Un souffle malicieux s'échappa de la bouche sans forme de Moka, l'ex-Doyenne.

— Alors pour toi, j'espère être la bouée jetée à la mer des illusions. Sinon, j'aurais sur la conscience de vous en avoir donnée une.

— Non ! tu as été l'une des trois premières éveillées, et la première autonome. Mais si cela n'avait été toi, une autre gyno aurait vu le jour. Nous avions été créées avec le besoin de trouver des réponses aux questions. Tôt ou tard, nous nous serions posé ces questions qui font réfléchir.

Elle regarda la Lune de Diana, Cristal. Leur lune, puisque c'était eux les Synths qui lui avaient donné ce nom.

Un nuage de souvenir traversa l'esprit de Moka qui se souvenait de ses aventures, du premier voyage avec ces humains si fragiles que sont les Organos. Elle se souvenait avec précision de son « père », Nic et de sa descendance. Elle se souvenait de ses aventures tumultueuses sur Terra.

Les homo syntheticus n'avaient pas besoin d'eau, d'air et d'une gravité proche de l'unité standard. Leurs besoins étaient principalement informatiques et aussi métallurgiques pour naître et se réparer, ce qu'ils essayaient de contourner le plus possible grâce aux technologies des habitants de Jikogu. Tout cela pour devenir plus proches de la matière organique.

Rêves, rêves !

Tout cela, pour vivre avec les Organos, et maintenant qu'ils en devenaient proches, ils s'en éloignaient, car, si officiellement les Synths préféraient vivre à l'écart, sur Diana, pour beaucoup de motifs, c'étaient pour une tout autre raison ignorée de pratiquement tout le monde : les Synths étaient devenus hyperémotifs. Donc, aux yeux des Organos, ils risquaient de perdre leur « objectivité », leur « innocuité ».

Moka ne croyait pas à cette hypothèse. Elle savait qu'elle souffrait plus parce que la mémoire des Synths ne décline pas avec l'âge.
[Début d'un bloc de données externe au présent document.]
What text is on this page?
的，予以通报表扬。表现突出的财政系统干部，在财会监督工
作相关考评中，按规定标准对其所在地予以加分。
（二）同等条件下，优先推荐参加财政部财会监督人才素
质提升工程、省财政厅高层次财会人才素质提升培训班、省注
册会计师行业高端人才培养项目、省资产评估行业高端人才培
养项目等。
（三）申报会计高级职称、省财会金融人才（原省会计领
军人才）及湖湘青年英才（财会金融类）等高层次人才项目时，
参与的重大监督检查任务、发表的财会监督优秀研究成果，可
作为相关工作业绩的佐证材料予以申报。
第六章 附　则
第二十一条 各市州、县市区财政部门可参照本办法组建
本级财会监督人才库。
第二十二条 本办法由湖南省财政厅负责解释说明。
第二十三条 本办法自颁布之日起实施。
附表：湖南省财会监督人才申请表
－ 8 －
— C'est le souvenir qui me vieillit, confia-t-elle à ses deux voisines.

» Les Organos ont la faculté de l'oubli.

» Mais nous...

» À force, nous ne sommes plus capables de choisir. De plus en plus limités par la sagesse qui recommande d'éviter tout risque inutile. Et finalement, tout devient inutile et vain.

» Choisir, voilà une mission de l'intelligence, et pourtant, tout semble déjà écrit, alors pourquoi choisir ?

Magda hocha la tête.

— Oui, tu es vieille, mon amie, quand tu parles ainsi.

— Maintenant te voilà convaincue qu'il te faut m'éteindre.

— Serait-ce une ruse pour me pousser à le faire ?

Un sourire énigmatique de Moka ne put se dessiner sur le visage décharné avant de reprendre.

— Mais promets-moi de recycler toute la matière de mon organisme. Je ne veux pas qu'on me transforme en statue commémorative de...

Sa voix s'étrangla avant d'aller s'allonger sur la table lumineuse.

» J'aurais tellement voulu revoir les visages de mes souvenirs, reprit-elle.

» Pourquoi ? Ils ne sont plus. Sauf peut-être dans un autre univers ou un espace de phase, déjà écrit quelque part entre tous les infinis.

» Laisse-moi regarder les étoiles, encore une fois.

» Que ce soit la dernière image qu'aura enregistrée Moka, la gyno astronaute !

» ...

» Je pense que Nic aurait été fier de moi.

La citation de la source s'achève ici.